Suppose you have this matrix:
> dput(b)
structure(c(8.428852043462e-16, 0.98006786315672, 0.0636247563553075,
-0.246858810409958, -1.37811970502942, -0.281625554642936, -8.91350446654785e-16,
-0.305283565399869, -1.00802628192793, 0.14027577547337, -1.66288850621351,
0.16259170026583, -1.3280185195633e-15, 0.278629912397198, -0.188868484543887,
1.0533053295465, 1.16670767240438, -0.48819960367166), .Dim = c(6L,
3L), .Dimnames = list(c("(Intercept)", "F_slowPC1", "F_slowPC2",
"F_slowPC3", "data_yFYFF", "data_yPUNEW"), c("PC1", "PC2", "PC3"
)))
I want to just get the rows that start with "data_y" string.
I was trying to filter it up with a logical condition where:
stingr::str_detect(rownames(b), "data_y")
[1] FALSE FALSE FALSE FALSE TRUE TRUE
So I tried
b[rownames(b) %in% str_detect(rownames(b),"data_y")==T]
but it just gets me Numeric(0)
.
How can I get all the rows that contain "data_y"?
I would prefer to not transform this matrix to data frame.
CodePudding user response:
Use b[i, ]
to subset rows. b[i]
subsets the elements of as.vector(b)
indexed by i
, which is not what you want.
You don't need stringr
to construct i
, because base R has startsWith
and grep
. Either of these statements would work:
b[startsWith(rownames(b), "data_y"), , drop = FALSE]
b[grep("^data_y", rownames(b)), , drop = FALSE]
drop = FALSE
guarantees a matrix result. By default, the result is a dimensionless vector if only one row is indexed.
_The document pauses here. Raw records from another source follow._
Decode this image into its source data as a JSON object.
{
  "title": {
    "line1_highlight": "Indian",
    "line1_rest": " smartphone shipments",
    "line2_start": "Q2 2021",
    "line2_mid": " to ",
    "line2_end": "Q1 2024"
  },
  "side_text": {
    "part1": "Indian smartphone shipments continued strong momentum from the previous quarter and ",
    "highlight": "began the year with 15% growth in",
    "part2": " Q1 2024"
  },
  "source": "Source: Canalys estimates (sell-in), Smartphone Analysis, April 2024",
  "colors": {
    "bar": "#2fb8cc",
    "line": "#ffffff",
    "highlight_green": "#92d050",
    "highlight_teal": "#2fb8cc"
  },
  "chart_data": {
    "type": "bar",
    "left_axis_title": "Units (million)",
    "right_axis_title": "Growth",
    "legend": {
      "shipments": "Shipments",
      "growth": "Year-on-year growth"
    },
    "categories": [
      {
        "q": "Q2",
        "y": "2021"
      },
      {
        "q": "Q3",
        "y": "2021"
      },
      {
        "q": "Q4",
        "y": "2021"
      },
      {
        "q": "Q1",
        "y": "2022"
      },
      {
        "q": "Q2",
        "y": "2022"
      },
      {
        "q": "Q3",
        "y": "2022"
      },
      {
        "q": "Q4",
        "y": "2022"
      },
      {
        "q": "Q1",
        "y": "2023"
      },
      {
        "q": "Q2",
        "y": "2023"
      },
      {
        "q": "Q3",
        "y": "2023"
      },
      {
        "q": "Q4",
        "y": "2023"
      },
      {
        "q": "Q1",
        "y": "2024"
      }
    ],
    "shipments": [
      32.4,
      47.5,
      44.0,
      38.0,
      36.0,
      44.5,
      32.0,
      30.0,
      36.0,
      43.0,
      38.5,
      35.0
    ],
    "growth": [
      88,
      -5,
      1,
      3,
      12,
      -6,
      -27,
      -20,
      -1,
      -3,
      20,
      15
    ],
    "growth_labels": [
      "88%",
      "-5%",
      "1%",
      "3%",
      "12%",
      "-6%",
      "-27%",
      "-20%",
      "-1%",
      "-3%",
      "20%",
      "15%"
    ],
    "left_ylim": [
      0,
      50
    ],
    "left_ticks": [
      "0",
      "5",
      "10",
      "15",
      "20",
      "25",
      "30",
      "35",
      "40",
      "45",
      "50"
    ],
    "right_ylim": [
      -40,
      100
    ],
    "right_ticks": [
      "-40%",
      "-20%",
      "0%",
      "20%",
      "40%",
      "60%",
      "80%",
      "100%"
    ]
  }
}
You can compare b[1, ]
and b[1, , drop = FALSE]
to see what I mean.
CodePudding user response:
You just need
b[stringr::str_detect(rownames(b), "data_y"), ]
Add a ,
after your function to specify you select on the rows.
CodePudding user response:
A possible solution, based on tidyverse
with previous conversion of the data to dataframe:
library(tidyverse)
df %>% as.data.frame %>%
rownames_to_column("coefficients") %>%
filter(str_detect(coefficients, "^data_y"))
#> coefficients PC1 PC2 PC3
#> 1 data_yFYFF -1.3781197 -1.6628885 1.1667077
#> 2 data_yPUNEW -0.2816256 0.1625917 -0.4881996
CodePudding user response:
Another option with data.table
:
library(data.table)
bt <- as.data.table(b, keep.rownames = TRUE)
bt[like(rn,"data_y")]
# rn PC1 PC2 PC3
#1: data_yFYFF -1.3781197 -1.6628885 1.1667077
#2: data_yPUNEW -0.2816256 0.1625917 -0.4881996
*Note: This could be done in one line, but opted to create a data table rather than using setDT
in case you don't want to alter the original dataframe.